MN: As a person in tech you have a tendency to calibrate digital penetration using the existing platforms like social media or entertainment, and in particular with a skewed view on who the potential consumer is. There’s massive opportunity in old industries that are very physical, like real estate or transportation, and also a huge opportunity to give many more consumers access to better products and services. Think “the bottom 90%” – not just in the Western world, but everywhere.

TC: Digging deeper into your investment remit and beyond warm and fuzzy notions about tech changing people’s lives for the better, what particular consumer sectors, problems or technologies are you seeking to invest in out of this fund?

JF: We have sector-specific investment theses in areas like Direct-to-Consumer Brands, Food, Digital Health, Travel, Finance. We really want to invest anywhere that the consumer spends money. And we have business model-specific investment theses for e.g. Marketplaces or Consumer Subscriptions. And then we have a framework for how we think about problems: what’s the consumer trying to achieve, how does this do a better job, what emotional needs are satisfied in the context.

MN: There’s really two buckets of consumer investing: one is the emergence of new platforms, where consumers adopt a new technology very rapidly. And that’s probably where we’ve seen the bulk of venture returns, like Google, Facebook, and others. But there’s a second bucket where people are applying existing technologies to reinvent old industries and come up with new and better products and services. That’s incredibly promising right now and it is where we spend most of our time. We think the majority of our investments will come in that second category. But we’re certainly always looking for the first as well: what will the adoption curve of voice, VR/AR, or decentralized web look like for consumers.

TC: What stages and geographies will the fund invest, i.e. location and average cheque size?

JF: We’re focused on Europe, with the occasional investment in the US. We’re firmly Seed and Series A, with cheque sizes ranging from €250K to €5 million, allowing us to also participate in the large Series As.

TC: You talk about Heartcore Capital being “founders first” and having more empathy for the founder than returns alone. However, in various forms this is the pitch of almost every venture capital firm, perhaps a sign of a frothy market. What is Heartcore actually doing tangibly to put this ethos into practice?

MN: I love this question because it really demonstrates what we’re about. You ask for something “tangible” but that’s just it – venture according to us is not just a game of functional value-add, about what you do. It’s just as much about how you are and how you show up: with empathy and humility, with respect for the entrepreneurial journey, with a coaching mindset.

JF: We have a long list of foundational principles about how we interact with founders that’s totally different to what we’ve ever seen from other VCs. It all comes back to the Saint-Exupery quote on which we base our name: “It is only with the heart that one can see rightly; what’s essential is invisible to the eyes.”
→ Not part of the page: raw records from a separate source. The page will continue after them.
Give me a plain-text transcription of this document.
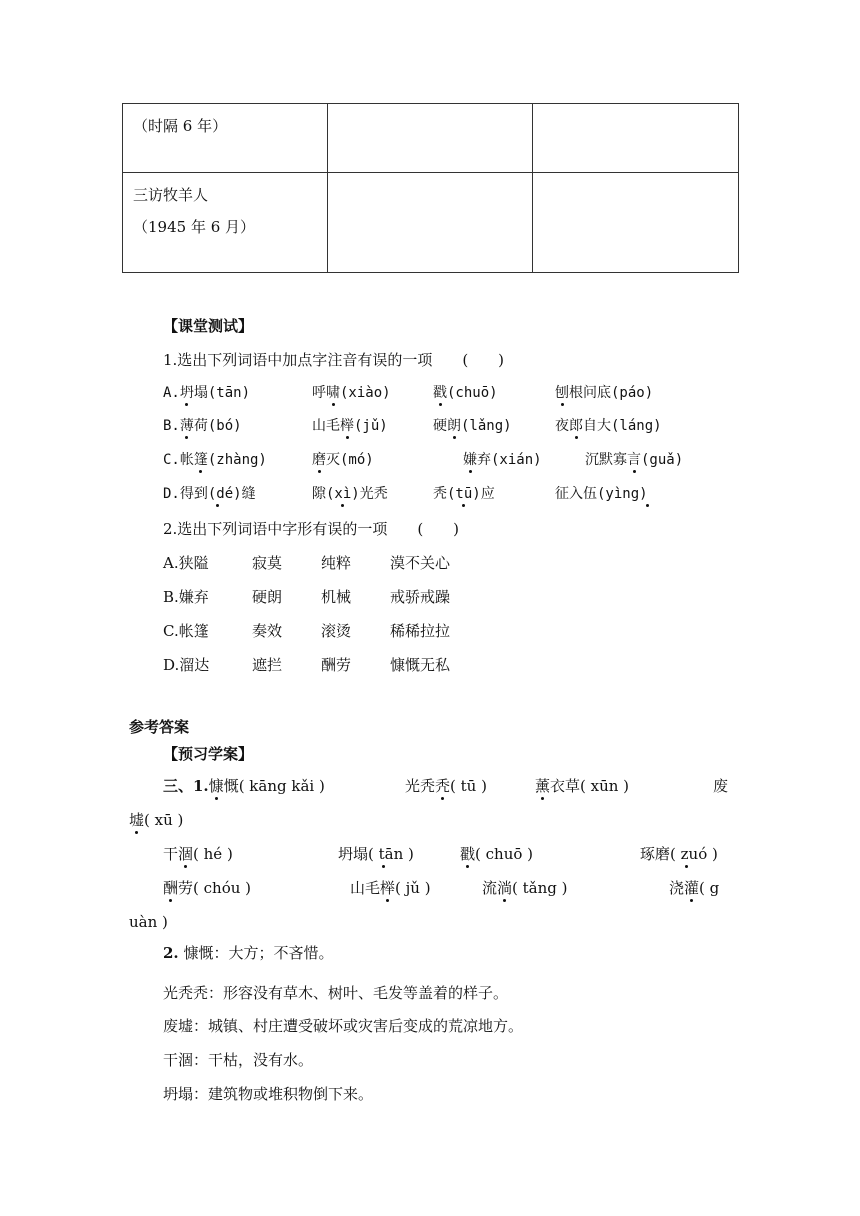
（时隔 6 年）		

三访牧羊人
（1945 年 6 月）		

【课堂测试】
1.选出下列词语中加点字注音有误的一项　　(　　)
A.坍塌(tān)	呼啸(xiào)	戳(chuō)	刨根问底(páo)
B.薄荷(bó)	山毛榉(jǔ)	硬朗(lǎng)	夜郎自大(láng)
C.帐篷(zhàng)	磨灭(mó)	嫌弃(xián)	沉默寡言(guǎ)
D.得到(dé)缝	隙(xì)光秃	秃(tū)应	征入伍(yìng)
2.选出下列词语中字形有误的一项　　(　　)
A.狭隘	寂莫	纯粹	漠不关心
B.嫌弃	硬朗	机械	戒骄戒躁
C.帐篷	奏效	滚烫	稀稀拉拉
D.溜达	遮拦	酬劳	慷慨无私
参考答案
【预习学案】
三、1.慷慨( kāng kǎi )	光秃秃( tū )	薰衣草( xūn )	废
墟( xū )
干涸( hé )	坍塌( tān )	戳( chuō )	琢磨( zuó )
酬劳( chóu )	山毛榉( jǔ )	流淌( tǎng )	浇灌( g
uàn )
2. 慷慨：大方；不吝惜。
光秃秃：形容没有草木、树叶、毛发等盖着的样子。
废墟：城镇、村庄遭受破坏或灾害后变成的荒凉地方。
干涸：干枯，没有水。
坍塌：建筑物或堆积物倒下来。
TC: Let’s talk about Brexit… Are you long or short on the U.K. leaving the EU and how do you think it will affect the ecosystem in the U.K., but more importantly, right across the various hubs in Europe?

JF: The U.K. has a very strong and deep startup ecosystem, and Brexit won’t change that. Of course a hard Brexit will complicate doing business in the UK. We’ve seen other European hubs trying to exploit that. Paris, Berlin, and our home market in the Nordics feel like they’re doing very well, which is why we set up local offices and teams there.

MN: But we’re keen to keep looking at U.K.-based consumer startups and Brexit won’t stop us from doing that. London has the best track in European consumer tech and we think it will remain a key hub for us going forward.